Shoemaker, a six-foot-two, 208-pound Mississauga resident, was an 11th-rounder in the 2013 OHL Priority Selection from the Mississauga Reps minor midgets. The 18-year-old, taken 180th overall by San Jose, has five goals and 13 assists for 18 points in 106 games over two seasons with the Troops.
“I’m very, very excited to be drafted and, while I was hopeful to be drafted, I wasn’t expecting to be drafted,” Shoemaker said by telephone.
“I just came inside after working on tearing down my family’s front steps with my dad and was sitting at the kitchen table with my parents about to go in swimming when I got the call from (scout) Bryan Marchment saying that they just drafted me.”
Shoemaker said he’s ready to get to work.
“The next step is to attend the Sharks’ development camp starting July 7 and go from there.”
McKenzie, who turned 19 on March 12, went undrafted last year before Vancouver made him the 194th overall pick. In three seasons with North Bay, he has 50 goals and 58 assists for 108 points in 197 games. The Vars, Ont., resident, six-feet-one and 190 pounds, was the Battalion’s first-round choice in 2013 from the Oakville Rangers minor midgets, becoming the franchise’s first OHL Priority Selection pick after the announcement of the relocation to North Bay from Brampton.
“It’s an honour to have been picked by a great organization and to the beautiful city of Vancouver,” McKenzie said by phone. “I was surprised when I was chosen, wasn’t sure if it was real.”
He said he was relaxing when he learned he’d been selected.
“I was sitting on the dock with a friend and my family and we were just getting updates as the draft went on, and my name popped up!”

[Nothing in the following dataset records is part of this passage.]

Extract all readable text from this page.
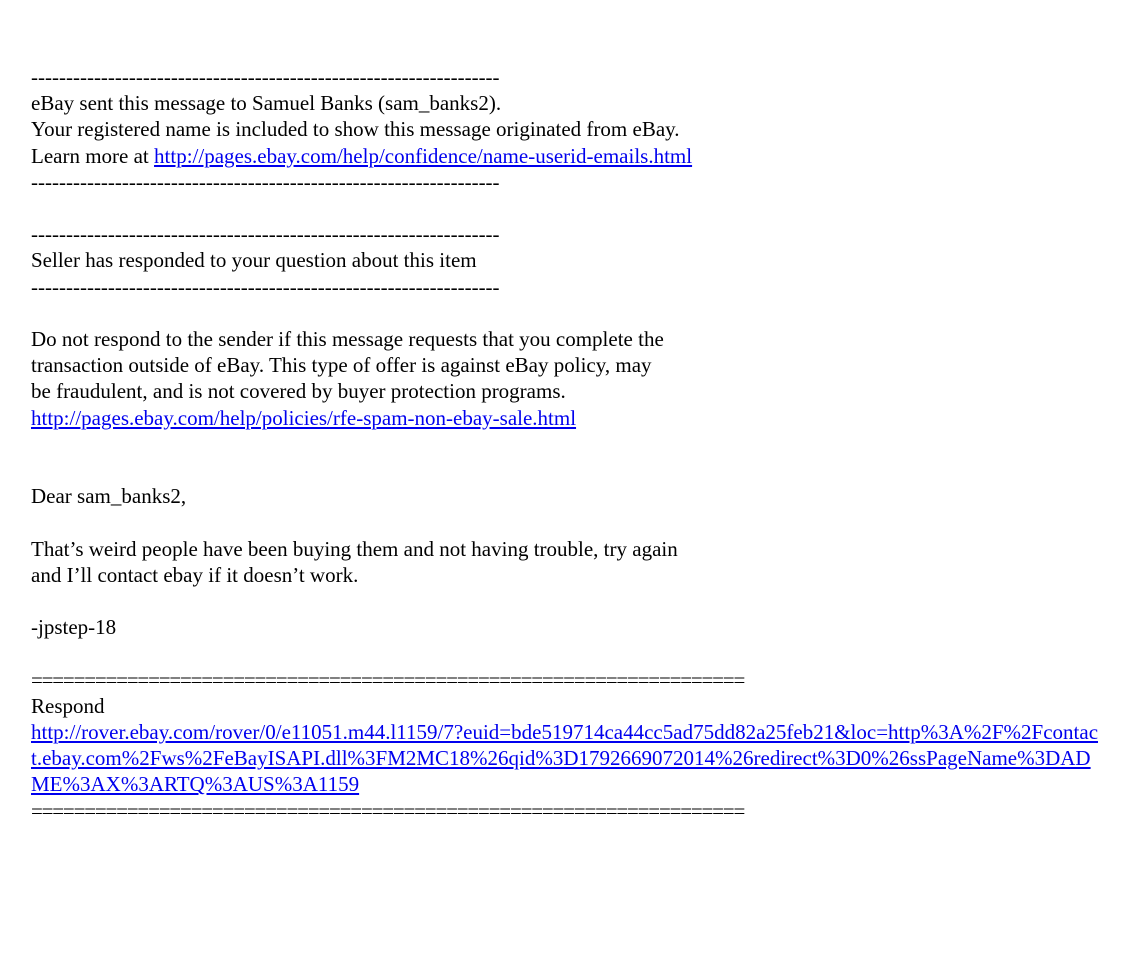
-------------------------------------------------------------------
eBay sent this message to Samuel Banks (sam_banks2).
Your registered name is included to show this message originated from eBay.
Learn more at http://pages.ebay.com/help/confidence/name-userid-emails.html
-------------------------------------------------------------------
-------------------------------------------------------------------
Seller has responded to your question about this item
-------------------------------------------------------------------
Do not respond to the sender if this message requests that you complete the
transaction outside of eBay. This type of offer is against eBay policy, may
be fraudulent, and is not covered by buyer protection programs.
http://pages.ebay.com/help/policies/rfe-spam-non-ebay-sale.html
Dear sam_banks2,
That’s weird people have been buying them and not having trouble, try again
and I’ll contact ebay if it doesn’t work.
-jpstep-18
===================================================================
Respond
http://rover.ebay.com/rover/0/e11051.m44.l1159/7?euid=bde519714ca44cc5ad75dd82a25feb21&loc=http%3A%2F%2Fcontact.ebay.com%2Fws%2FeBayISAPI.dll%3FM2MC18%26qid%3D1792669072014%26redirect%3D0%26ssPageName%3DADME%3AX%3ARTQ%3AUS%3A1159
===================================================================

Starting with the 1999 NHL Draft, the Battalion has had 43 players selected, including defenceman Paul Flache twice, in 2000 and 2002. The three taken this year represent the most since 2008, when centre Cody Hodgson, right winger Kyle DeCoste and goaltender Patrick Killeen were drafted. The Troops have had at least one player selected every year except 2007 and 2011.
The two-day draft at the First Niagara Center featured seven rounds that saw the 30 NHL clubs select 211 players, including 48 from the OHL. The Toronto Maple Leafs took centre Auston Matthews, a product of Scottsdale, Ariz., first overall after he played last season with Zurich in Switzerland’s top professional league.
Players are first-time eligible for the NHL Draft in the year they turn 18, unless they’re born Sept. 16 or later, in which case they must wait until the following year.